All my relationships are currently platonic. When you say 'work' what do you mean? I don't understand in what context you are asking. We have a relationship of sorts with family/friends/work colleagues.
If you mean between men and women - they 'work' if both can accept the platonic relationship, however more often than not their is one that fancies the other and if that's not reciprocated, it can be a challenging relationship in the terms of friendship/relationship. I hope this answers your question.
Sunday, 8 May 2011
When you date now does being an 'ex escort' cause any reservations from your dates & what is the normal reaction from them
I am losing faith in men! Lol. And that's because for some reason as soon as people find out about my past (it's difficult to be discreet now I am promoting a book and new businesses where my past experiences give me expertise) their whole opinion of me changes. I watch it happen in some peoples faces. I don't tell guys on a first date, and try to hold off for at least a couple of dates because I don't want people to judge me.
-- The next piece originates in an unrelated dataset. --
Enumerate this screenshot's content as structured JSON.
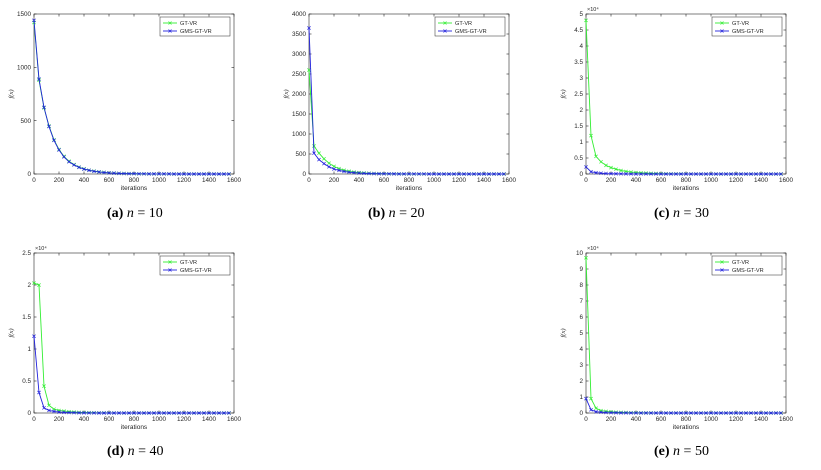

Recently this year I've been on a few dates, and they have been very disappointing. The people that I have eventually had any sort of intimacy with that know what my past job entailed, don't treat me as a human being, as a lady, or with any sort of respect.
I actually enjoyed fooling around in bed on my escort dates more, and the men respected me more as an escort than the men I meet now I am out of it. How sad is that? Btw... no I'm not tempted to escort again! *in case you were wondering :)*
Guys I date assume that they are entitled to have sex with me, because it was my job, so I must be there for their pleasure/entertainment.
I think some men are intimidated by my past job, but really I am just a normal country bumpkin girl, who's very caring and loving.
When I find the right person they will see past the job I did for ten years, and accept and respect me for the loyal, genuine person I am today.
So I'm going to forget the whole dating thing for now and concentrate on my businesses.
Maybe I'll become a nun ;-p
Do you have any plans. Beyond our business. Or do you focus on what you are doing right now as much as possible. Without any regrets about the past, or worries about the future. ?
Beyond 'our business'?? I'm not sure what that means I'm not in business with anyone. I am focussing on my new businesses and very much enjoying the journey and new challenges. I don't have any regrets, but some worries about my future. Mainly I worry if I will find a guy to settle down with who is open minded and doesn't hold my past against me - someone that sees me for the genuine person I am, and who doesn't define me by my 'escort past'.